WASHINGTON (AP) — The U.S. Supreme Court has rejected an appeal from a former top official in Somalia who has been ordered to pay Somali torture victims $21 million.
The justices did not comment Monday in letting stand lower court rulings against Mohamed Ali Samantar, who now lives in a suburb of Washington. He had been a top official in dictator Siad Barre’s regime in the 1980s and early 1990s.
Federal courts found that Samantar could be held liable for human rights abuses and rejected claims that he should be immune because he was an official of a foreign government.
The case is Samantar v. Yousuf.
 
Supreme Court denies Killen second look 
JACKSON, Miss. (AP) — The U.S. Supreme Court has denied a rehearing request from Edgar Ray Killen, convicted in 2005 for the 1964 slayings of three civil rights workers in Mississippi.
The justices issued the order Monday without comment.
In November, the Supreme Court declined to review lower court rulings that Killen’s rights were not violated during his trial in Mississippi.
Killen, now 88, was convicted of manslaughter in the slayings of Michael Schwerner, James Chaney and Andrew Goodman. He is serving 60 years.
On June 21, 1964, Schwerner, Chaney and Goodman disappeared in Neshoba County. The FBI found their bodies buried in an earthen dam on Aug. 4, 1964, in what became known as the “Mississippi Burning” case.
Killen is serving his sentence at the state prison at Parchman.
 
High court takes POM Wonderful, Coke label fight
WASHINGTON (AP) — The Supreme Court is getting involved in a juicy labelling dispute between POM Wonderful and the Coca-Cola Co. over a pomegranate- and blueberry-flavored drink made up almost entirely of apple and grape juices.
POM Wonderful sued Coke over the label on a drink marketed under Coke’s Minute Maid unit. Coke says Pomegranate Blueberry Flavored Blend of 5 Juices is a “100% juice product.” But POM says 99 percent of the juice is either apple or grape and that the label is misleading.
The high court case involves the interplay of two federal law involving trademarks and the regulation of nutrition information on product labels. Coke won in the San Francisco-based federal appeals court. The justices will review that ruling.

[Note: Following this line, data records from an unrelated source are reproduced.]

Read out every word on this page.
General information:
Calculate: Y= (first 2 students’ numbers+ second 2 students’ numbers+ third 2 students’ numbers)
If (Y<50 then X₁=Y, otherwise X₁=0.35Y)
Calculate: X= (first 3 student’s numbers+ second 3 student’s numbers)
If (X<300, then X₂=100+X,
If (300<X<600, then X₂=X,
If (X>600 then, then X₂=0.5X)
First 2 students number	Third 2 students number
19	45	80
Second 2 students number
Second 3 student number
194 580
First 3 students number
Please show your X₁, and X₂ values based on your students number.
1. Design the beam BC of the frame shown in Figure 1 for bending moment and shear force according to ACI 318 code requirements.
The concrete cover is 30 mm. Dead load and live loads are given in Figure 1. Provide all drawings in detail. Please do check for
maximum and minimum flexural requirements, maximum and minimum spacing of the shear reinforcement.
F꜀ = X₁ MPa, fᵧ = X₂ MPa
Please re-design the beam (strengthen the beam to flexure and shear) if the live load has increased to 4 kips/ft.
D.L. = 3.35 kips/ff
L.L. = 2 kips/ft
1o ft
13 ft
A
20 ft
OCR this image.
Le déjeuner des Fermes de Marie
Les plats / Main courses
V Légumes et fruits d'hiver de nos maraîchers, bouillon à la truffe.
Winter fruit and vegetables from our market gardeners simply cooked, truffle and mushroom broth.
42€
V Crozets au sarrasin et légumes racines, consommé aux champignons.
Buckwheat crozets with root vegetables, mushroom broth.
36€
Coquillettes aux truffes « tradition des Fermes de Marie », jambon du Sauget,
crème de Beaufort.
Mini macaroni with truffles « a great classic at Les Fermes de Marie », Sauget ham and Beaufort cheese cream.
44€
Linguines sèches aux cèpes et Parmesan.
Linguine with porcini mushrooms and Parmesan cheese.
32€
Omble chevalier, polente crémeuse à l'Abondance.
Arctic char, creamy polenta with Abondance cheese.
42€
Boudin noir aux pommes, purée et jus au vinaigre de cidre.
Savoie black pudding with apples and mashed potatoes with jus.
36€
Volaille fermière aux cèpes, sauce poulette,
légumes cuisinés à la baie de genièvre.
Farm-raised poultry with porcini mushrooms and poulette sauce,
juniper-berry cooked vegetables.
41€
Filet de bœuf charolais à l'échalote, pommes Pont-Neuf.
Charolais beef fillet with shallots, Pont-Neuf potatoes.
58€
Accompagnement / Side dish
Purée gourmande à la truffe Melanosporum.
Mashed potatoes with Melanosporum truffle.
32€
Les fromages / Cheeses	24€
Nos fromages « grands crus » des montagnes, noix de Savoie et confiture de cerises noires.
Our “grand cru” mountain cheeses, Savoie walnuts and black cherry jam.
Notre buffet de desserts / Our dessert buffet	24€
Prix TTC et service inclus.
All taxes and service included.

The case is POM Wonderful v. the Coca-Cola Co., 12-761.
 
Court won’t revive Arizona’s 20-week abortion ban 
WASHINGTON (AP) — The Supreme Court has rejected Arizona’s bid to put in place its ban on most abortions after 20 weeks of pregnancy.
The justices on Monday declined to reconsider a lower court ruling that the law violates a woman’s constitutionally protected right to terminate a pregnancy before a fetus is able to survive outside the womb.
“Viability” of a fetus is generally considered to start at 24 weeks. Normal pregnancies run about 40 weeks.
Gov. Jan Brewer signed the ban into law in April 2012. Nine other states have enacted similar bans starting at 20 weeks or even earlier.
The 9th U.S. Circuit Court of Appeals said last year such bans violate a long string of Supreme Court rulings starting with the seminal Roe v. Wade decision in 1973.